俺自身知っていて、それでも理解しようとしていなかった行動原理のひとつを……
手掴みで、引き摺りだしてきた。
「……安心、させる……?」
「ああ、そうだよ。 お前は冷静に計算する事が出来る。 熱く行動する事も出来る。 でもよ……、ん、だからこそ、なのか?

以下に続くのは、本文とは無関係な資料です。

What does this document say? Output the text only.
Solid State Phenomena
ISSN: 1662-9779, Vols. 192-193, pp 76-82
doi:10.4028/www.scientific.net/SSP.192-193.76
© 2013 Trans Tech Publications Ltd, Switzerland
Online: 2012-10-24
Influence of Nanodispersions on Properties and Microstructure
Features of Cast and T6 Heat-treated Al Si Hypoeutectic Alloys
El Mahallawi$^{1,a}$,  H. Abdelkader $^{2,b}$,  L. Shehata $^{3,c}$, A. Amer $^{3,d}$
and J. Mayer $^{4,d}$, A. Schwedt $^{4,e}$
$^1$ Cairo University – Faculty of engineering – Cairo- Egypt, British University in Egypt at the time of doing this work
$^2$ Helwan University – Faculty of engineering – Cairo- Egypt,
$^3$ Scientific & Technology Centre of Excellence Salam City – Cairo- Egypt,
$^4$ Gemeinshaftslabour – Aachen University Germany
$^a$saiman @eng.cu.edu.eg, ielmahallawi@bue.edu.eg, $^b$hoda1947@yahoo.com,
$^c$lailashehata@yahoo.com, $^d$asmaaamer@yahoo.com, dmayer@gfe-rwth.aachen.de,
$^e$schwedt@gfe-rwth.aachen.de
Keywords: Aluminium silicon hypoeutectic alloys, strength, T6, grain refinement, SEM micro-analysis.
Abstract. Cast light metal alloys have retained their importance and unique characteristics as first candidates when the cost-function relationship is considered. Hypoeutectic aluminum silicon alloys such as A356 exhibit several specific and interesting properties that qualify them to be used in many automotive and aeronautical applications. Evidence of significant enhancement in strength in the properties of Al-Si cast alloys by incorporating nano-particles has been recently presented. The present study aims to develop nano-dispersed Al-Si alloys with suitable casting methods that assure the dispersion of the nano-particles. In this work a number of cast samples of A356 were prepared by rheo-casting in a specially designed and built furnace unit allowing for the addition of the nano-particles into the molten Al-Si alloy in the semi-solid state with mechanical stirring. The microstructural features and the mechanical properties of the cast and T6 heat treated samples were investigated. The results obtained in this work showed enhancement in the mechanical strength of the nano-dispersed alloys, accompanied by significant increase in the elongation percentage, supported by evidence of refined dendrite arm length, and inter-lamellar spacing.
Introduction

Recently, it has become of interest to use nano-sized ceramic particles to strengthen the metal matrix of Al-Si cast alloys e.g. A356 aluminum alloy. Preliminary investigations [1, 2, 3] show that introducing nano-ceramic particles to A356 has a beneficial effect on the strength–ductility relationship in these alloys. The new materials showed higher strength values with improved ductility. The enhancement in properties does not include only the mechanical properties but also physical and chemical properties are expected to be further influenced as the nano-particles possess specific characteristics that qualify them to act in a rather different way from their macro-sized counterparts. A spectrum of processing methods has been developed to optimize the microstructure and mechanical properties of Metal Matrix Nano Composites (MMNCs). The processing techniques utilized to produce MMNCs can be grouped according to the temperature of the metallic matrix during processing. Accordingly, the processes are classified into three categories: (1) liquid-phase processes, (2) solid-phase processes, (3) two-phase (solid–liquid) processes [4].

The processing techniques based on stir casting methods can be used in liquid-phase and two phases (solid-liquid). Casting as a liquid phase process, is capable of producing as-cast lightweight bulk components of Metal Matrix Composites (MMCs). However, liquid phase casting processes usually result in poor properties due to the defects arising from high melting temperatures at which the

お前は『お前自身が相手にどう思われているか』、気が付きにくくなっちまってんだよ」
俺が、どう思われている、か……
「お前は目的を果たした。 ま、ちょっくら無理はしたがな。 それはそれで凄え事さ。 だがよ……」
「……」
「お前にしてみりゃちょっとばかりだったその無理で、妹は……てめえの仲間とやらはどんな気持ちになったと思う?」
そう、馬鹿って言われた。
鈴にも、理樹にも。
誰からも、何度も。
苦笑いで……呆れ顔で……
「馬鹿馬鹿、言われました」
「だろ? この馬鹿」
ああ…… そうか。
あいつらの言葉には、そういった意味も込められてたのか……
「今更そんな顔すんな」
「……はい」
俺が選んだ行動で、俺の目的は達成させた。
だけどその代わりに、心配を、かけた。
ようやくその事実が、胸にすっと落ちてくる。
「すみません、古河さん。 ……ありがとうございます」
「……ん」
俺が鈴を、あいつらを大切にするように、俺も大切にされているんだと。
……自分を蔑ろにしすぎる事。
一人だけの視点なら、それは綺麗に映るのかもしれない。
ただ、そこに他人の、相手の心境を踏まえた時…… 相手の心に映るのは……
「なんて言ったところでオッサン。 そんなの言えた義理じゃないんじゃないのか?」
岡崎……?
いつの間にか病室の中に岡崎ともう一人──妙に儚げな男……?──が佇んでいた。
まったく気が付かなかったんだが……
「上手く諭してたみたいだけどよ、オッサン自身はどうなんだよ?」
「んだよ小僧? 俺様はいつだって愛する妻と娘に安心安全安牌を与えてんだろうが!」
「……アンタの場合、突然なにかとんでもない事にでも首を突っ込みそうな気がするんだよ」
その言葉使いとは裏腹に、真剣な眼差しで古河さんを見据える岡崎。
ほんの一、二秒だろうか。
古河さんは岡崎から顔を背け、ポケットから取り出した煙草を咥えた。
「んなのその時にならなきゃわかんねーっての」
「自分の家族を泣かせるなよ?」
「けっ、えろそうに言いやがって」
「エロくねえよ! 偉そうに、だろ!?」
「えろえろうるせえんだよ!」
「言ってんのはアンタだアンタ」
古河さんと岡崎のじゃれ合いが始まる。
はぐらかすように、でも時には真剣に向き合ってくれる……尊敬に値する人物。
やっぱり俺は、この人のことが大好きだった。
「古河さん、とりあえずここは禁煙ですからね?」
「なんか大丈夫そうだね。 じゃあ朋也クン、僕はこれで」
「ん、ああ。 悪かったな。 助かったよ勝平」
岡崎の連れか?
勝平と呼ばれた人物が岡崎と挨拶を交わす。
「いいっていいって。 僕は失礼してお姉さんに挨拶してくるね」
「? お姉さん?」
「うん、そうだよ。 椋さんのお姉さん。 さっきチラッと見かけてたんだけど、朝からずっと座り込んだままみたいでさ」
……?
椋さん? お姉さん?
「朝、検査の時にロビーで見かけたままの姿だったから。 流石の僕でも気になっちゃうからね」
「杏が?」
岡崎が言葉を投げ返す。
「杏が朝から…… 棗、ちょっと聞いていいか?」
杏が見舞いに来てくれている。
それは、とても嬉しい。
……でも、
「杏のやつ、ここに来たか?」
俺はまだ、目が覚めてから一度も杏の顔を見ていなかった。